Applications of artificial intelligence algorithms in ultrasound-based kidney stone detection, classification, prediction, and management: a systematic review.
Authors
Affiliations (4)
Affiliations (4)
- Isfahan University of Medical Sciences, Isfahan, Iran, Islamic Republic of. [email protected].
- Ahvaz Jundishapur University of Medical Sciences, Ahvaz, Iran, Islamic Republic of. [email protected].
- Collage of Applied Medical Sciences, KSU, Riyadh, Saudi Arabia.

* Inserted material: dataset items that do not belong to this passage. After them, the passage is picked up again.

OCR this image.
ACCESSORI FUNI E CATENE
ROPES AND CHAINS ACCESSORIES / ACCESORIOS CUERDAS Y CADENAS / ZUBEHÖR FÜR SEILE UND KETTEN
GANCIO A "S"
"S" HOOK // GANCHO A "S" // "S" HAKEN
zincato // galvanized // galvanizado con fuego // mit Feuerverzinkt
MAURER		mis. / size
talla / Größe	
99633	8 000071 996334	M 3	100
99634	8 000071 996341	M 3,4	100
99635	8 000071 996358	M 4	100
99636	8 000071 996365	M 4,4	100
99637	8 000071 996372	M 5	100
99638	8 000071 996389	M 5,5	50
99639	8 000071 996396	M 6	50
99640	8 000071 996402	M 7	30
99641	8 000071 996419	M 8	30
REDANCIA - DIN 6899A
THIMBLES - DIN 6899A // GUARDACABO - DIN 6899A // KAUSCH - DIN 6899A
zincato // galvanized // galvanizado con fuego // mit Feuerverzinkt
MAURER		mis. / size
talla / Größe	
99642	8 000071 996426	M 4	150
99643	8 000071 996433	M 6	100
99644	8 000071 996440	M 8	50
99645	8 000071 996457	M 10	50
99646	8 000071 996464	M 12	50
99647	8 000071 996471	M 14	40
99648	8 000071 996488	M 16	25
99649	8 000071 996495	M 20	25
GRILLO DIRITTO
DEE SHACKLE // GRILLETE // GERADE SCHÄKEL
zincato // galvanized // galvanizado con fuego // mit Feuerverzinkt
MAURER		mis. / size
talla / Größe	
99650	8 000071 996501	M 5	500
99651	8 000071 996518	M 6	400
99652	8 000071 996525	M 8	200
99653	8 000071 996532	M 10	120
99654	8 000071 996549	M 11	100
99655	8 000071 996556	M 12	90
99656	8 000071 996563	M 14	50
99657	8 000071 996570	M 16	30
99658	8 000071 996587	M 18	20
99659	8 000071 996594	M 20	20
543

- Jundishapur University of Medical Sciences, Ahvāz, Iran, Islamic Republic of.
Abstract
Kidney stones are a prevalent urological condition with significant global burden, often diagnosed using ultrasound (US) as a first-line modality despite its limitations in sensitivity and operator dependency. Artificial intelligence (AI) and deep learning (DL) algorithms have shown promise in enhancing US-based kidney stone applications, including detection, classification, complication prediction, and procedural guidance, but evidence remains heterogeneous. To systematically review and synthesize the applications of AI and DL algorithms in US-based kidney stone detection, classification, prediction of complications/outcomes, and procedural guidance. This systematic review followed PRISMA guidelines (PROSPERO: CRD420251247650). Databases including PubMed, Embase, Scopus, and others were searched from inception without language restrictions. Eligible studies were original peer-reviewed articles evaluating AI/DL in US for kidney stone diagnostics against reference standards like CT or surgical findings. Two reviewers independently screened, extracted data, and assessed quality using QUADAS-2 with AI extensions. From 1,285 records, 9 studies were included after exclusions. These encompassed DL for image detection/segmentation (n = 3), predictive modeling for complications/outcomes (n = 4), and procedural guidance (n = 2). Methodologies included CNN variants and ML ensembles. Performance metrics were high, with accuracies up to 96.54%, AUCs > 0.90 for predictions, and improved procedural outcomes. Risk of bias was low in most studies (5/9), with some concerns in others. Heterogeneity in datasets and validation limited meta-analysis. AI and DL algorithms demonstrate high diagnostic accuracy and clinical utility in enhancing US for kidney stone management, with stratification by application type revealing high performance across tasks, addressing traditional limitations. However, methodological variability and low to very low certainty of evidence (per GRADE) necessitate standardized external validation and multimodal integration for broader adoption.